TORONTO — Piers Handling says he is looking forward to enjoying a luxury he hasn't had in 35 years — a summer break.
The director and CEO of the Toronto International Film Festival still has another year to go before he steps down from his post.
But the long-serving executive says while he has relished his role in leading TIFF, the time has come to step aside.
Handling has been working for the festival since 1982.
He will have been CEO for 24 years by the time he steps down next year.
TIFF's board of directors says it will begin searching for its new CEO in the coming months.
"It's a quarter of a century running an organization. I've loved every single of it," Handling said in an interview on Sunday following the TIFF awards ceremony.
"It's been so demanding. It's taught me so much, matured me as an individual, allowed me to fulfil my dreams. But after that period of time, I just want a little bit of my own life back, my own freedom to do other things.
"I'll be 69 when I step down next year and obviously I'm thinking about other things. I'm a big outdoor person, I want to enjoy summer," Handling added. "Seriously, I have not had a summer for 35 years. You're in dark screening rooms, you're travelling, you're trapped by the festival."
Handling said he was happy to have been able to help establish the TIFF Bell Lightbox, which is a central hub for TIFF programming during the festival and throughout the year.
"I will have had eight years as CEO in the building, too. I wanted to see us in the building and very successful. So, I just felt it was time. It was right for me emotionally, and I think probably it's right for the organization," he said.
"Three Billboards Outside Ebbing, Missouri" was the big winner at the TIFF Awards capturing the People's Choice prize at the Toronto International Film Festival. The $30,000 Canada Goose Award for best Canadian feature film went to Robin Aubert's zombie film "Les Affames."
When asked about a potential Canadian contender for the foreign-language film prize at the upcoming Oscars, Handling said he didn't think there was a clear frontrunner.

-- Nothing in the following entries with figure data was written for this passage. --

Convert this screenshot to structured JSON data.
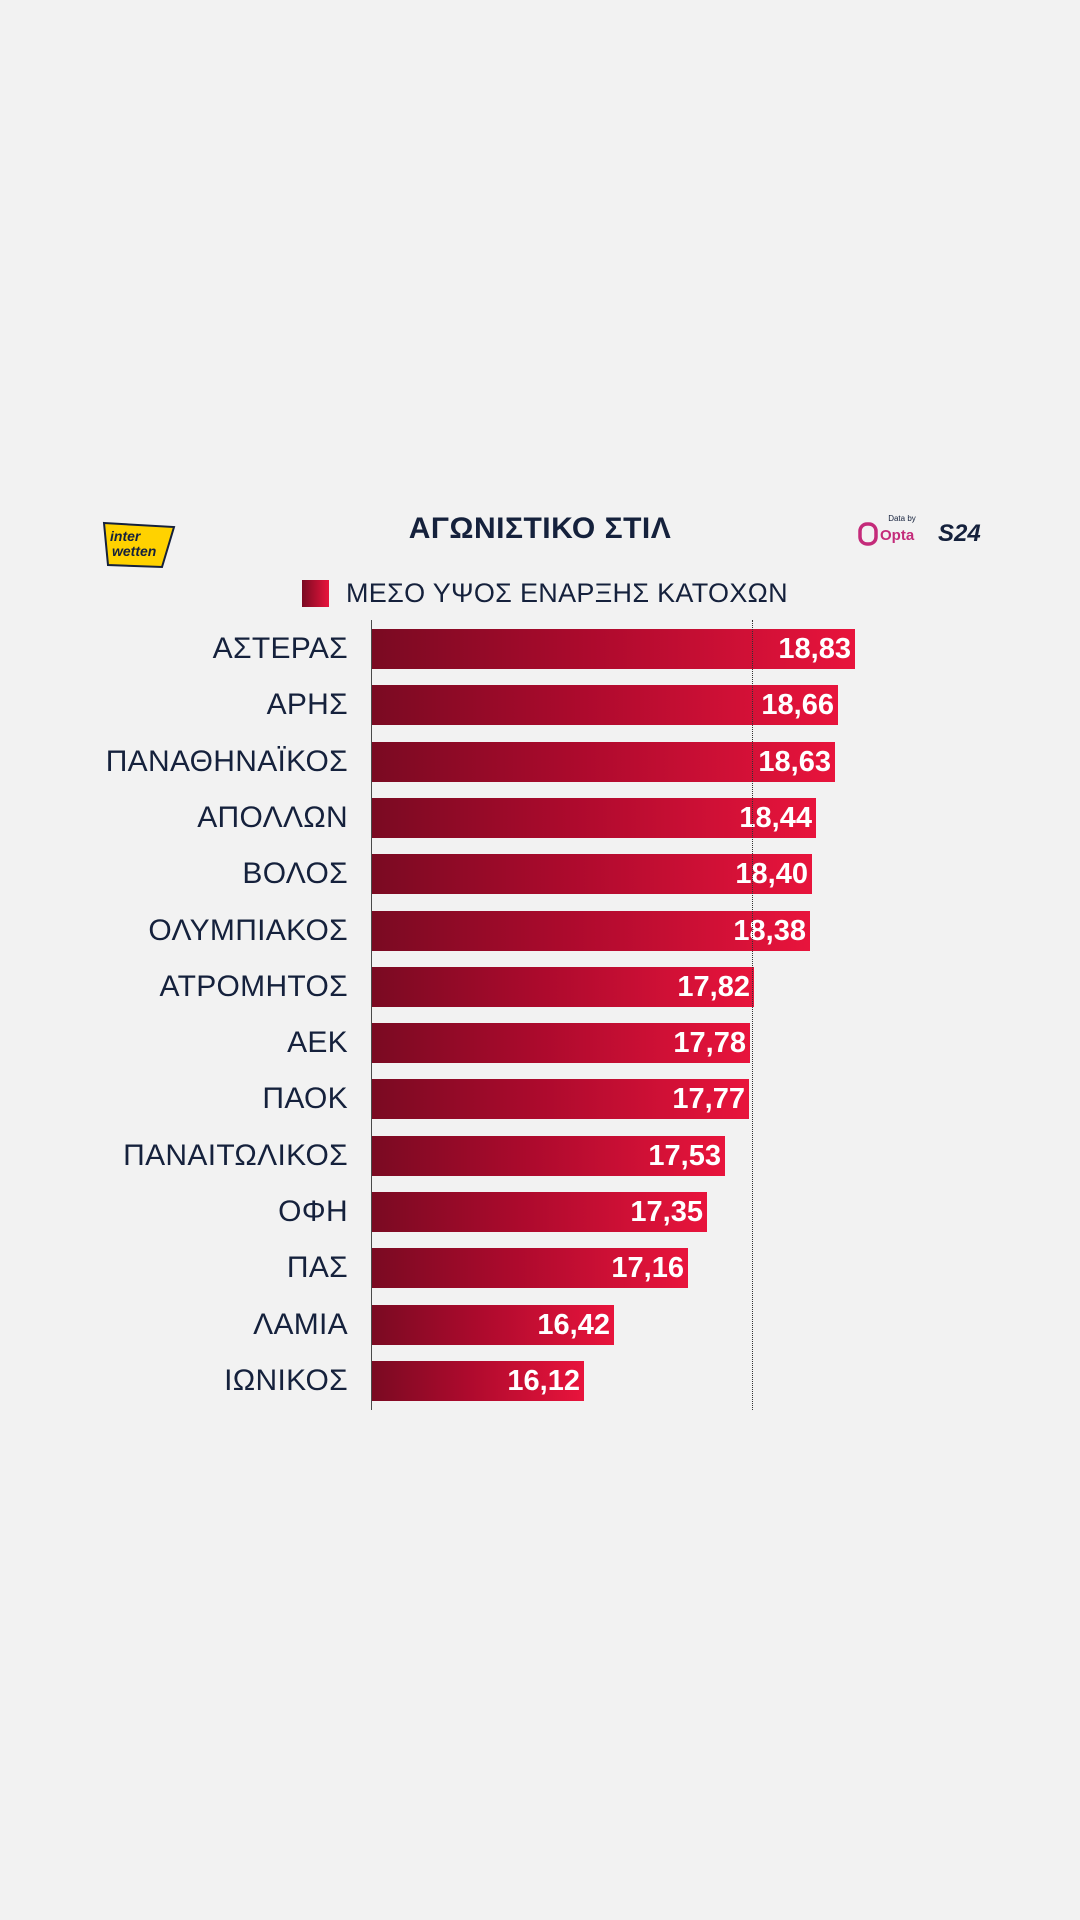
{
  "chart_data": {
    "type": "bar",
    "orientation": "horizontal",
    "title": "ΑΓΩΝΙΣΤΙΚΟ ΣΤΙΛ",
    "legend": "ΜΕΣΟ ΥΨΟΣ ΕΝΑΡΞΗΣ ΚΑΤΟΧΩΝ",
    "categories": [
      "ΑΣΤΕΡΑΣ",
      "ΑΡΗΣ",
      "ΠΑΝΑΘΗΝΑΪΚΟΣ",
      "ΑΠΟΛΛΩΝ",
      "ΒΟΛΟΣ",
      "ΟΛΥΜΠΙΑΚΟΣ",
      "ΑΤΡΟΜΗΤΟΣ",
      "ΑΕΚ",
      "ΠΑΟΚ",
      "ΠΑΝΑΙΤΩΛΙΚΟΣ",
      "ΟΦΗ",
      "ΠΑΣ",
      "ΛΑΜΙΑ",
      "ΙΩΝΙΚΟΣ"
    ],
    "values": [
      18.83,
      18.66,
      18.63,
      18.44,
      18.4,
      18.38,
      17.82,
      17.78,
      17.77,
      17.53,
      17.35,
      17.16,
      16.42,
      16.12
    ],
    "value_labels": [
      "18,83",
      "18,66",
      "18,63",
      "18,44",
      "18,40",
      "18,38",
      "17,82",
      "17,78",
      "17,77",
      "17,53",
      "17,35",
      "17,16",
      "16,42",
      "16,12"
    ],
    "reference_line": 17.8,
    "grid": false
  },
  "logos": {
    "sponsor_top": "inter",
    "sponsor_bottom": "wetten",
    "data_by": "Data by",
    "opta": "Opta",
    "s24": "S24"
  },
  "colors": {
    "bar_start": "#7a0a22",
    "bar_end": "#e8143c",
    "text": "#15213c",
    "background": "#f2f2f2",
    "interwetten_yellow": "#ffd200"
  }
}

He suggested one potential candidate could be "Ava," from Iranian-born, Montreal-based Sadaf Foroughi, which captured the Discovery program prize and earned an honourable mention for best Canadian first feature film.
"The film that won the prize today may well be that film," said Handling in reference to "Les Affames."
"(Director) Francois Girard's "Hochelaga" perhaps. We had that here this year," he said of the Montreal historical drama screened during the festival. "But that's a bit of a mystery this year, I think. It will be a surprise for all of us."